[Dev] NeoScrypt GPU Miner - Public Beta Test

Atomicat

Okay, here you go (NSFW): https://ottrbutt.com/miner/neoscryptwolf-11042014.png

As you can see, every card is around mid-70C or below, except that 270X with the dead fan. What you don’t see is that all of them have a decent sized voltage bump, except that 270X, which is slightly undervolted to compensate for its lack of cooling. So, even at this hashrate, the cards are running quite cool - too cool, as my room is rather warm (probably from all three desktops with high end GPUs…) - so I need to trade off some of the memory usage for extra computations. Compute power is likely still plentiful, unused because of memory access times.

Here’s my 7950 doing 150Kh/s. Fairly Safe For Work. (In Soviet Russia, You maul Bear! Then if you’re lucky, she mauls you back) I could use a suggestion for a good overclocking bios though. Been playing around boosting a few to 1.3v and I just ran across The Stilt’s mods the other day but haven’t had much luck with them either. As you can see, temperatures are absolutely no problem. Stays under 70 even when scrypt-hashing full load, full crank. Too many variations! Can’t spend days freezing and rebooting. It’s a Gigabyte, part 113-HD685ZNF63.SB, Hynix mem of course. My best so far is around 1260/1740. Would love to hit 1300/1800.

SS2006

Gentlemen, is 3.7.7c the latest version? I don’t have linux unfortunately so can’t compile, and I probably don’t have the knowledge to do so :(. Is there a place I can go to find the latest version in compiled/windows format

SS2006

i assume this is the newest version: http://cryptomining-blog.com/3715-new-cgminer-3-7-8-with-improved-neoscrypt-performance/

unfortunately it took a step backwards for nvidia cards (slower), but its meant for AMD so if that is better there, then good!

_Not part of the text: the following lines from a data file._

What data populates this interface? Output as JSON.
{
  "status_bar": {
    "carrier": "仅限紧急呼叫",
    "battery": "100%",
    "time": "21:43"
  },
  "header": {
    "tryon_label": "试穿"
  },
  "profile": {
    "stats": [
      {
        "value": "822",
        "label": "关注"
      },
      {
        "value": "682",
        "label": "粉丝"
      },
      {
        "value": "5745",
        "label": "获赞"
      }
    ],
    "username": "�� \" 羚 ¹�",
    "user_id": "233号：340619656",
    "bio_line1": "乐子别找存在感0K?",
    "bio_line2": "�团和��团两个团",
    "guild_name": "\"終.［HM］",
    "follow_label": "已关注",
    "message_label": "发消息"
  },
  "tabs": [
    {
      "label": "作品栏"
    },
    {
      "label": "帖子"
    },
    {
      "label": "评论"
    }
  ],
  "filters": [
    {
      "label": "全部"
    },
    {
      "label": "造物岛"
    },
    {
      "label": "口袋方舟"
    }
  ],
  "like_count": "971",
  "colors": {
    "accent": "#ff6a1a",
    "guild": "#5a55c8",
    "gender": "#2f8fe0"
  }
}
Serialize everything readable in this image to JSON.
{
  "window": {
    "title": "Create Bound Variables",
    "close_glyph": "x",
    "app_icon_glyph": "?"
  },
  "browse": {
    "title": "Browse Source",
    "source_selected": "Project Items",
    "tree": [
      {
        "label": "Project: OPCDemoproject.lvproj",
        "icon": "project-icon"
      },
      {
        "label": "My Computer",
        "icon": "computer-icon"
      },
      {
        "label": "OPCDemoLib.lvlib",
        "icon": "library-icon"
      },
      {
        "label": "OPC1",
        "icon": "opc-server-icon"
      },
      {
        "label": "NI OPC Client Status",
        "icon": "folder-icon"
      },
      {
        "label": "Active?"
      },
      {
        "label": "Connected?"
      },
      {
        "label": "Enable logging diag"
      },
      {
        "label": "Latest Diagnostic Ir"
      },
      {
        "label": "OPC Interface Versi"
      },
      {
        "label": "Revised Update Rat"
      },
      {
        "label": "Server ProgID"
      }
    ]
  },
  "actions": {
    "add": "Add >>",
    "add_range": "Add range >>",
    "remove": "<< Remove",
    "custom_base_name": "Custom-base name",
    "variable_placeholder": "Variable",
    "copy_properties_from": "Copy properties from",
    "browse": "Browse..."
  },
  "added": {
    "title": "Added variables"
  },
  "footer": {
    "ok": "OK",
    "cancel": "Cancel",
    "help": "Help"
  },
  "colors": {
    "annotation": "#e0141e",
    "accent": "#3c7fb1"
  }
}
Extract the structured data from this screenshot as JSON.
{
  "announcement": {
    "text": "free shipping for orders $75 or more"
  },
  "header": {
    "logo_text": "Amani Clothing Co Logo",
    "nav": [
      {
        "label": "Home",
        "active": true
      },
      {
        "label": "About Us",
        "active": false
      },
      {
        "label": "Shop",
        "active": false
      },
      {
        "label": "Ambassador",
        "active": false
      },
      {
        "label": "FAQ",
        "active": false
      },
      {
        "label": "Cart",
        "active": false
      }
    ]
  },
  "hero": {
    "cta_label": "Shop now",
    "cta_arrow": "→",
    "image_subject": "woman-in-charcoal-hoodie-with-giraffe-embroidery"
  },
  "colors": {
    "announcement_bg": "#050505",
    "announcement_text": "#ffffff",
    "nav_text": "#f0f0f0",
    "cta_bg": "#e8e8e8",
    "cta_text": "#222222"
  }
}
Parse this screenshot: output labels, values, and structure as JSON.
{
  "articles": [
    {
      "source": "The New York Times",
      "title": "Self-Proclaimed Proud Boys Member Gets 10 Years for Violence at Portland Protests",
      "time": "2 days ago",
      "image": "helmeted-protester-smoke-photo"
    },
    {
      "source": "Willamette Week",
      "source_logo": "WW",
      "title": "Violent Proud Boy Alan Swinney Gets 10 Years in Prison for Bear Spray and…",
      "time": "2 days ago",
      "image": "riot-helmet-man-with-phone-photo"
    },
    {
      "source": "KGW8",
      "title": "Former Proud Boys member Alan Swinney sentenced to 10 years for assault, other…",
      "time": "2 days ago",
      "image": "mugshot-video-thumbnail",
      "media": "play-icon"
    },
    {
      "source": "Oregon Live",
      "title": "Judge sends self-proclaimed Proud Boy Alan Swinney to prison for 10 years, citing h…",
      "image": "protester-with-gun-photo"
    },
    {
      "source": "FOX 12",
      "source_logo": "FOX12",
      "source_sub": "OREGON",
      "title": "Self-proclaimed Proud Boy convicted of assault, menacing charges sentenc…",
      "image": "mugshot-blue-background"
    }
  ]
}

i assume this is the newest version: http://cryptomining-blog.com/3715-new-cgminer-3-7-8-with-improved-neoscrypt-performance/

unfortunately it took a step backwards for nvidia cards (slower), but its meant for AMD so if that is better there, then good!

The download link that this blog provides is hosted by itself… No sigs etc…

Not 100% sure if I would trust that download link.

Wolf0 has a nice windows compile right here signed and all.

Okay, done. I’m pretty sure it works, but haven’t tested on a Windows installation. This is a zip of my kernel, slighly modified for SGMiner, as well as all the other kernels included on the github’s develop branch, and a Win64 binary. Static compile, no DLLs, just like my standard SGMiner builds on Litecointalk. Also GPG signed, like my standard builds. Someone please test for me and ensure it works.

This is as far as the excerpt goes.